Lawmakers were said to be making progress on a spending bill to prevent a government shutdown next week, but the White House has purportedly thrown a wrench into negotiations with a series of demands.
The White House demands unveiled this week include providing funding for President Donald Trump's controversial border wall.
At an event hosted by the Institute of International Finance on Thursday, White House budget director Mick Mulvaney indicated Trump wants money for the wall as well as more money for defense and immigration enforcement.
Mulvaney said the White House is willing to negotiate with Congressional Democrats and suggested Trump would pay for insurance subsidies for low-income Americans under Obamacare in exchange.

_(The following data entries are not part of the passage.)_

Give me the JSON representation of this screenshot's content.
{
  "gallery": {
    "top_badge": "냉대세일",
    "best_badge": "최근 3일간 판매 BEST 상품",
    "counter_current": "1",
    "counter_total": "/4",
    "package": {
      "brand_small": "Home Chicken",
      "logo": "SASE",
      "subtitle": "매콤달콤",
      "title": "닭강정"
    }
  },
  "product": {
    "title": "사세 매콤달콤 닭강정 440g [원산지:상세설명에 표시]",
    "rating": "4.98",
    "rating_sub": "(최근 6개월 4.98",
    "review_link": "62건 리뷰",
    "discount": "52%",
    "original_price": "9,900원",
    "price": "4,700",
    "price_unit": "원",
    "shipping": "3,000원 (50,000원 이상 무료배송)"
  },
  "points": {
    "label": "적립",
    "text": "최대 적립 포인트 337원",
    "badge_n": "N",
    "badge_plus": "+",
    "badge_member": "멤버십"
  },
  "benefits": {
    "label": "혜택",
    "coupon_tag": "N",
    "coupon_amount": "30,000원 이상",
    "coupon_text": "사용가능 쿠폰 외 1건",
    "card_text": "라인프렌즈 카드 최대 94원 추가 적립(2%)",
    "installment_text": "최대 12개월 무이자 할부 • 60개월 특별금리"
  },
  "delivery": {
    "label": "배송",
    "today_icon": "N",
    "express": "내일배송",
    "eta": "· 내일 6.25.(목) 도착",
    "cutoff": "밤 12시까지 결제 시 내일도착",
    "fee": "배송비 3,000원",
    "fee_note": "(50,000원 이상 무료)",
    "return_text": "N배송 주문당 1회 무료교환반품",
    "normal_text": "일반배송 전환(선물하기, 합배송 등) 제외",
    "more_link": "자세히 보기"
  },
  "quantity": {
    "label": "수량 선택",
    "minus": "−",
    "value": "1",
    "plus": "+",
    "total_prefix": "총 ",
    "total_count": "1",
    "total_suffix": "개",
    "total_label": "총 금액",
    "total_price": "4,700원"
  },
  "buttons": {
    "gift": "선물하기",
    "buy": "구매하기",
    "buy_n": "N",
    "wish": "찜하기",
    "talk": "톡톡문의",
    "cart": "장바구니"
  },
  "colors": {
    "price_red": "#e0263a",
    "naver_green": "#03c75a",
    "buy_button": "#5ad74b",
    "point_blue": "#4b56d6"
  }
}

"I will be curious to see how they respond," Mulvaney said. "If they tell us to pound sand, I think that's probably a disappointing indicator of where the next four years is going to go."
He added, "If they tell us, however, that they recognize that President Trump won an election, he should get some of his priorities funded for that reason."
The remarks from Mulvaney come as lawmakers must pass a spending bill by next Friday to avoid another government shutdown.
In a recent interview with the USA Today Network, Senate Minority Leader Chuck Schumer, D-N.Y., said congressional leaders were making great progress on avoiding a shutdown but warned of interference by the president.
Schumer spokesman Matt House subsequently lashed out at the White House demand for the bill to include funding for a border wall.
"Everything had been moving smoothly until the administration moved in with a heavy hand," House said. "Not only are Democrats opposed to the wall, there is significant Republican opposition as well."
Late last month, House Speaker Paul Ryan, R-Wis., expressed confidence there will not be another government shutdown and indicated the spending bill would not include some controversial provisions.
Ryan said the bill would not include funding for Trump's promised wall along the border with Mexico, claiming money for the wall would instead be included in next fiscal year's appropriations.